Эрнест покачал головой.
Мне вы можете не доказывать докажите себе.
Я и без того знаю.
Ничего вы не знаете, отрезал он грубо.
Дети, дети, не ссорьтесь, попробовал успокоить нас папа.
Мне дела нет начала я возмущенно, но Эрнест прервал меня:
Насколько мне известно, вы или ваш отец, что одно и то же, состоите акционерами Сьеррской компании.
Какое это имеет отношение к нашему спору? с негодованием спросила я.
Ровно никакого, если не считать того, что платье, которое вы носите, забрызгано кровью; пища, которую вы едите, приправлена кровью; кровь малых детей и сильных мужчин стекает вот с этого потолка. Стоит мне закрыть глаза, и я явственно слышу, как она капля за каплей заливает все вокруг.

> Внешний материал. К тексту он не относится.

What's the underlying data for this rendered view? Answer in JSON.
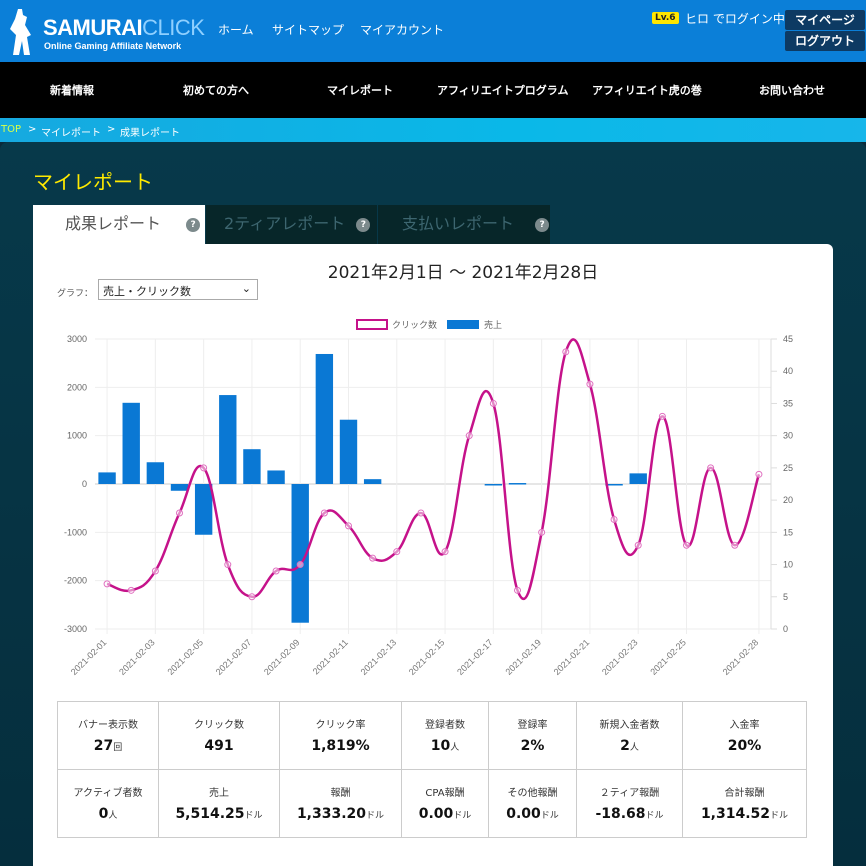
{
  "header": {
    "brand_main": "SAMURAI",
    "brand_accent": "CLICK",
    "tagline": "Online Gaming Affiliate Network",
    "top_links": [
      "ホーム",
      "サイトマップ",
      "マイアカウント"
    ],
    "level": "Lv.6",
    "login_text": "ヒロ でログイン中",
    "mypage": "マイページ",
    "logout": "ログアウト"
  },
  "nav": [
    "新着情報",
    "初めての方へ",
    "マイレポート",
    "アフィリエイトプログラム",
    "アフィリエイト虎の巻",
    "お問い合わせ"
  ],
  "breadcrumb": [
    "TOP",
    ">",
    "マイレポート",
    ">",
    "成果レポート"
  ],
  "page_title": "マイレポート",
  "tabs": [
    {
      "label": "成果レポート",
      "active": true
    },
    {
      "label": "2ティアレポート"
    },
    {
      "label": "支払いレポート"
    }
  ],
  "help_glyph": "?",
  "period": "2021年2月1日 ～ 2021年2月28日",
  "graph_label": "グラフ：",
  "graph_select": "売上・クリック数",
  "colors": {
    "bar": "#0a78d4",
    "line": "#c5128a",
    "title": "#ffea00"
  },
  "chart_data": {
    "type": "bar+line",
    "legend": [
      {
        "name": "クリック数",
        "type": "line"
      },
      {
        "name": "売上",
        "type": "bar"
      }
    ],
    "legend_position": "top",
    "x": [
      "2021-02-01",
      "2021-02-02",
      "2021-02-03",
      "2021-02-04",
      "2021-02-05",
      "2021-02-06",
      "2021-02-07",
      "2021-02-08",
      "2021-02-09",
      "2021-02-10",
      "2021-02-11",
      "2021-02-12",
      "2021-02-13",
      "2021-02-14",
      "2021-02-15",
      "2021-02-16",
      "2021-02-17",
      "2021-02-18",
      "2021-02-19",
      "2021-02-20",
      "2021-02-21",
      "2021-02-22",
      "2021-02-23",
      "2021-02-24",
      "2021-02-25",
      "2021-02-26",
      "2021-02-27",
      "2021-02-28"
    ],
    "x_tick_labels": [
      "2021-02-01",
      "2021-02-03",
      "2021-02-05",
      "2021-02-07",
      "2021-02-09",
      "2021-02-11",
      "2021-02-13",
      "2021-02-15",
      "2021-02-17",
      "2021-02-19",
      "2021-02-21",
      "2021-02-23",
      "2021-02-25",
      "2021-02-28"
    ],
    "series": [
      {
        "name": "売上",
        "axis": "left",
        "values": [
          240,
          1680,
          450,
          -140,
          -1050,
          1840,
          720,
          280,
          -2870,
          2690,
          1330,
          100,
          0,
          0,
          0,
          0,
          -20,
          20,
          0,
          0,
          0,
          -30,
          220,
          0,
          0,
          0,
          0,
          0
        ]
      },
      {
        "name": "クリック数",
        "axis": "right",
        "values": [
          7,
          6,
          9,
          18,
          25,
          10,
          5,
          9,
          10,
          18,
          16,
          11,
          12,
          18,
          12,
          30,
          35,
          6,
          15,
          43,
          38,
          17,
          13,
          33,
          13,
          25,
          13,
          24
        ]
      }
    ],
    "y_left": {
      "range": [
        -3000,
        3000
      ],
      "ticks": [
        3000,
        2000,
        1000,
        0,
        -1000,
        -2000,
        -3000
      ]
    },
    "y_right": {
      "range": [
        0,
        45
      ],
      "ticks": [
        45,
        40,
        35,
        30,
        25,
        20,
        15,
        10,
        5,
        0
      ]
    },
    "grid": true
  },
  "stats": [
    [
      {
        "label": "バナー表示数",
        "value": "27",
        "unit": "回"
      },
      {
        "label": "クリック数",
        "value": "491",
        "unit": ""
      },
      {
        "label": "クリック率",
        "value": "1,819%",
        "unit": ""
      },
      {
        "label": "登録者数",
        "value": "10",
        "unit": "人"
      },
      {
        "label": "登録率",
        "value": "2%",
        "unit": ""
      },
      {
        "label": "新規入金者数",
        "value": "2",
        "unit": "人"
      },
      {
        "label": "入金率",
        "value": "20%",
        "unit": ""
      }
    ],
    [
      {
        "label": "アクティブ者数",
        "value": "0",
        "unit": "人"
      },
      {
        "label": "売上",
        "value": "5,514.25",
        "unit": "ドル"
      },
      {
        "label": "報酬",
        "value": "1,333.20",
        "unit": "ドル"
      },
      {
        "label": "CPA報酬",
        "value": "0.00",
        "unit": "ドル"
      },
      {
        "label": "その他報酬",
        "value": "0.00",
        "unit": "ドル"
      },
      {
        "label": "２ティア報酬",
        "value": "-18.68",
        "unit": "ドル"
      },
      {
        "label": "合計報酬",
        "value": "1,314.52",
        "unit": "ドル"
      }
    ]
  ]
}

Он и в самом деле закрыл глаза и откинулся на спинку кресла. Слезы обиды и оскорбленного тщеславия брызнули из моих глаз. Никто еще не обращался со мной так грубо. Поведение Эрнеста смутило даже папу, не говоря уж о добряке епископе. Они тактично старались перевести разговор в другое русло, но не тут-то было. Эрнест открыл глаза, посмотрел на меня в упор и жестом попросил их замолчать. В углах его рта залегла суровая складка, в глазах ни искорки смеха. Что он хотел сказать, какую готовил мне казнь, я так и не узнала, ибо в эту самую минуту кто-то внизу, на тротуаре, остановился у нашего дома и посмотрел на нас. Это был рослый мужчина, бедно одетый, который тащил на спине гору плетеной мебели стульев, этажерок, ширм. Он оглядывал наш дом, видимо, раздумывая, стоит или не стоит предлагать здесь свой товар.
Этого человека зовут Джексон, сказал Эрнест.
Такому здоровяку следовало бы работать, а не торговать вразнос[24], раздраженно отозвалась я.
Взгляните на его левый рукав, мягко сказал Эрнест.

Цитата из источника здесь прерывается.